America has paid dearly for Nobel winner Ben Bernanke’s many mistakes


George Bernard Shaw famously said that there are three types of economists. There are those who are brilliantly right. There are those who are brilliantly wrong. And then there are those who teach.

Judging by his time at Princeton, there can be no question that Ben Bernanke is a brilliant academic economist. His pioneering work on the banking system taught us how bank failures deepened and prolonged the 1930s Great Depression. It was in recognition of this work that the Swedish central bank just awarded Bernanke, along with Douglas Diamond and Philip Dybvig, this year’s Nobel Prize in Economics.

Judging by Bernanke’s policy record during his long tenure at the Federal Reserve, though, one has to wonder whether he might not fall into Shaw’s category of brilliantly wrong economists. While at the central bank, first between 2002 and 2005 when he served on Alan Greenspan’s Fed board and then as Fed chair between 2006 and 2014, Bernanke made serious policy mistakes for which the country has paid dearly.

In his time on Greenspan’s Fed, Ben Bernanke was not known for voicing objections to the creation of the country’s greatest housing market and credit bubble on record by years of unduly easy monetary policy and regulatory neglect. The bursting of that bubble eventually led to the 2008-2009 Great Recession that saw unemployment reach 14%.

Bernanke’s tenure at the Federal Reserve was filled with mistakes that cost the country’s economy.
REUTERS/Jonathan Ernst/File Photo/File Photo

In March 2006, when problems came to the surface in the sub-prime mortgage market, Bernanke confidently assured us that this was a minor problem of no great consequence. Equally troubling, as minutes of the Fed’s August 2008 policy meeting reveal, the bank was blissfully unaware of the likely economic consequences of the imminent September 2008 Lehman Brothers bankruptcy. That bankruptcy was to plunge the US and world economies into their worst postwar recession up until then.

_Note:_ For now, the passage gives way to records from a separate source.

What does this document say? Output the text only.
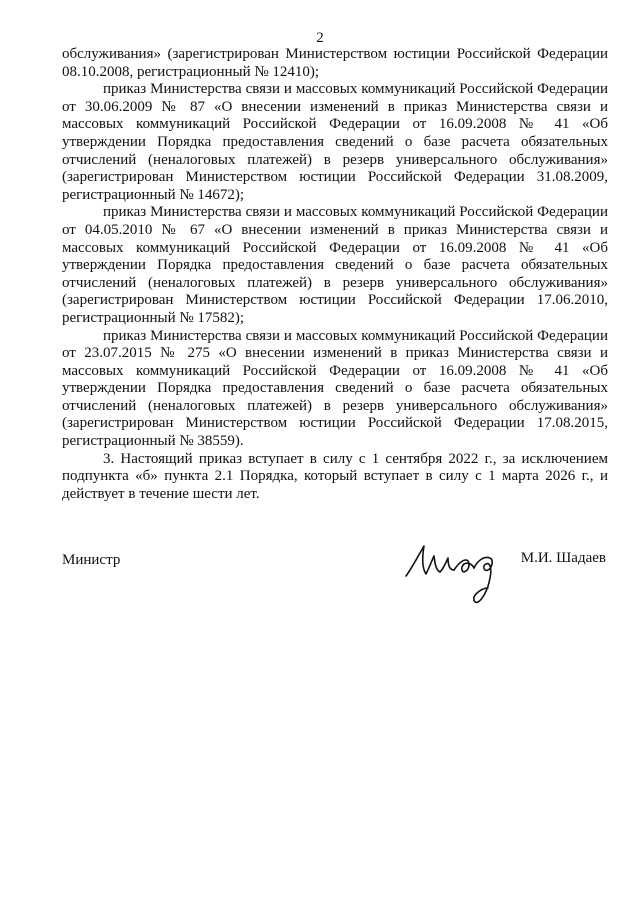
2

обслуживания» (зарегистрирован Министерством юстиции Российской Федерации 08.10.2008, регистрационный № 12410);

приказ Министерства связи и массовых коммуникаций Российской Федерации от 30.06.2009 № 87 «О внесении изменений в приказ Министерства связи и массовых коммуникаций Российской Федерации от 16.09.2008 № 41 «Об утверждении Порядка предоставления сведений о базе расчета обязательных отчислений (неналоговых платежей) в резерв универсального обслуживания» (зарегистрирован Министерством юстиции Российской Федерации 31.08.2009, регистрационный № 14672);

приказ Министерства связи и массовых коммуникаций Российской Федерации от 04.05.2010 № 67 «О внесении изменений в приказ Министерства связи и массовых коммуникаций Российской Федерации от 16.09.2008 № 41 «Об утверждении Порядка предоставления сведений о базе расчета обязательных отчислений (неналоговых платежей) в резерв универсального обслуживания» (зарегистрирован Министерством юстиции Российской Федерации 17.06.2010, регистрационный № 17582);

приказ Министерства связи и массовых коммуникаций Российской Федерации от 23.07.2015 № 275 «О внесении изменений в приказ Министерства связи и массовых коммуникаций Российской Федерации от 16.09.2008 № 41 «Об утверждении Порядка предоставления сведений о базе расчета обязательных отчислений (неналоговых платежей) в резерв универсального обслуживания» (зарегистрирован Министерством юстиции Российской Федерации 17.08.2015, регистрационный № 38559).

3. Настоящий приказ вступает в силу с 1 сентября 2022 г., за исключением подпункта «б» пункта 2.1 Порядка, который вступает в силу с 1 марта 2026 г., и действует в течение шести лет.

Министр	М.И. Шадаев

An even more troubling legacy of Bernanke’s tenure at the Fed was the massive resort to quantitative easing (QE) as an unorthodox way to jumpstart the economy once interest rates had reached their zero lower-bound. Under Bernanke’s leadership, the Fed engaged in three rounds of ultra-large-scale purchases of US Treasury Bonds and mortgage-backed securities. The net result was that whereas it took the Federal Reserve around 100 years after its creation to increase the size of the Fed’s balance sheet by $800 billion, it took Bernanke’s Fed barely six years to increase the Fed’s balance sheet by almost $4 trillion.

To be fair, in the depths of the Lehman crisis, Bernanke’s first round of QE most likely was the right policy response. It is dubious, however, whether the country needed another two rounds of QE on anything like their actual scale when the economy was well on its way to recovery. This would seem to be especially the case when one considers how large-scale QE distorts asset and credit market prices.

Since Bernanke left the bank, the Jerome Powell Fed has taken QE to new heights. In barely 18 months after the March 2020 COVID economic recession, Powell increased the Fed’s balance sheet by yet another staggering $5 trillion. In the process, he, along with the world’s other major central banks, helped create today’s world of multi-decade-high inflation and a global “everything” asset and credit market bubble.

The jury is still out as to how badly this will end for the US and world economies, when central banks now have to aggressively raise interest rates to regain control over inflation.

Since its establishment in 1968, with seemingly good reason the Nobel Prize in Economics had not been awarded to an economic policymaker. It is unfortunate that the Swedish central bank has chosen to depart from that tradition and make someone with as questionable an economic policy record as Ben Bernanke this year’s winner of the prize. It would be even more unfortunate if this award is seen as a ringing endorsement by the Nobel Committee of large-scale QE as a standard instrument of monetary policy.

Desmond Lachman is a senior fellow at the American Enterprise Institute. He was a deputy director in the International Monetary Fund’s Policy Development and Review Department and the chief emerging market economic strategist at Salomon Smith Barney.